Personal information
- Full name: Ray Holden
- Date of birth: 3 September 1959 (age 65)
- Original team(s): Tuart Hill
- Draft: No. 17, 1982 interstate draft
- Height: 191 cm (6 ft 3 in)
- Weight: 87 kg (192 lb)

Playing career^{1}
- Years: Club / Games (Goals)
- 1979–1983: West Perth / 79
- 1984: Melbourne / 3 (1)
- 1985–1986: Perth / 16
- 1987–1988: West Perth / 18
- ^{1} Playing statistics correct to the end of 1988.

= Ray Holden =

Australian rules footballer

Ray Holden (born 3 September 1959) is a former Australian rules footballer who played with Melbourne in the Victorian Football League (VFL). He also played for West Perth and Perth in the West Australian Football League (WAFL).

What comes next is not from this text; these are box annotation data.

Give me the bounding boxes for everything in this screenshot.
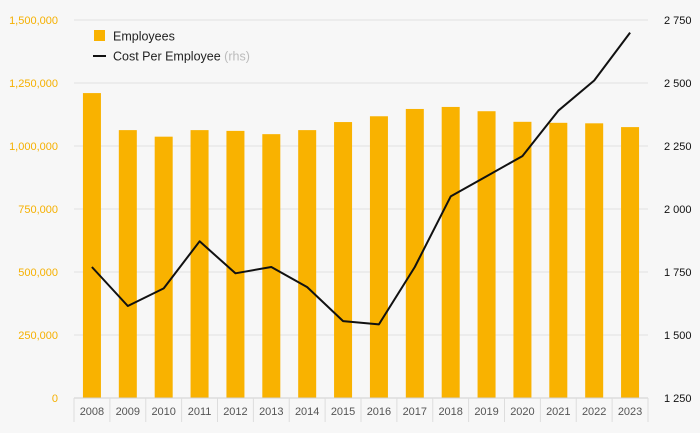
x-tick-label: 2017 — [403, 406, 427, 418]
x-tick-label: 2020 — [510, 406, 534, 418]
employees-bar — [549, 122, 568, 398]
x-tick-label: 2022 — [582, 406, 606, 418]
cost-line — [91, 32, 631, 326]
y-right-tick-label: 1 500 — [664, 330, 692, 342]
employees-bar — [82, 93, 101, 398]
employees-bar — [513, 121, 532, 399]
employees-bar — [334, 122, 353, 398]
legend-note: (rhs) — [221, 50, 250, 64]
employees-bar — [226, 130, 245, 398]
employees-bar — [441, 106, 460, 398]
y-left-tick-label: 250,000 — [18, 330, 58, 342]
x-tick-label: 2023 — [618, 406, 642, 418]
x-tick-label: 2009 — [116, 406, 140, 418]
x-tick-label: 2019 — [474, 406, 498, 418]
x-tick-label: 2011 — [188, 406, 212, 418]
x-tick-label: 2015 — [331, 406, 355, 418]
x-tick-label: 2012 — [223, 406, 247, 418]
y-left-tick-label: 1,500,000 — [9, 15, 58, 27]
axes: 0 250,000 500,000 750,000 1,000,000 1,250,000… — [9, 15, 692, 422]
employees-bar — [118, 130, 137, 398]
legend-label: Employees — [113, 30, 175, 44]
y-right-tick-label: 2 500 — [664, 78, 692, 90]
y-right-tick-label: 2 250 — [664, 141, 692, 153]
x-tick-label: 2010 — [151, 406, 175, 418]
x-tick-label: 2013 — [259, 406, 283, 418]
employees-bar — [369, 116, 388, 398]
employees-bar — [154, 136, 173, 398]
x-tick-label: 2016 — [367, 406, 391, 418]
legend-label: Cost Per Employee (rhs) — [113, 50, 250, 64]
x-tick-label: 2018 — [438, 406, 462, 418]
cost-per-employee-line — [91, 32, 631, 326]
employees-bar — [585, 123, 604, 398]
employees-bar — [298, 130, 317, 398]
legend-employees-swatch — [94, 30, 105, 41]
y-left-tick-label: 0 — [52, 393, 58, 405]
y-left-tick-label: 1,000,000 — [9, 141, 58, 153]
employees-bar — [621, 127, 640, 398]
employees-bar — [477, 111, 496, 398]
y-right-tick-label: 1 250 — [664, 393, 692, 405]
x-tick-label: 2008 — [80, 406, 104, 418]
x-tick-label: 2014 — [295, 406, 319, 418]
y-left-tick-label: 750,000 — [18, 204, 58, 216]
x-tick-label: 2021 — [546, 406, 570, 418]
legend: Employees Cost Per Employee (rhs) — [93, 30, 250, 64]
bars — [82, 93, 640, 399]
y-right-tick-label: 1 750 — [664, 267, 692, 279]
y-left-tick-label: 500,000 — [18, 267, 58, 279]
employees-bar — [190, 130, 209, 398]
y-right-tick-label: 2 750 — [664, 15, 692, 27]
y-right-tick-label: 2 000 — [664, 204, 692, 216]
y-left-tick-label: 1,250,000 — [9, 78, 58, 90]
employees-bar — [405, 108, 424, 399]
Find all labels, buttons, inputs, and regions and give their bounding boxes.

Holden played his first game for West Perth in 1979 but wasn't a regular section until 1981. He was joined by his former Tuart Hill coach Dennis Cometti in 1982 and in the same year played three interstate football matches for Western Australia, starring at full-back against both South Australia and Victoria.

He only made three appearances with Melbourne in 1984, having been unable to play in his favoured full-back position, which had been taken up by Danny Hughes, another first year player.

Unable to transfer back to West Perth as they believed Melbourne were asking for an exorbitant amount of money, Holden was instead signed by Perth. After two injury plagued seasons, Holden returned to West Perth, where he would finish his WAFL career.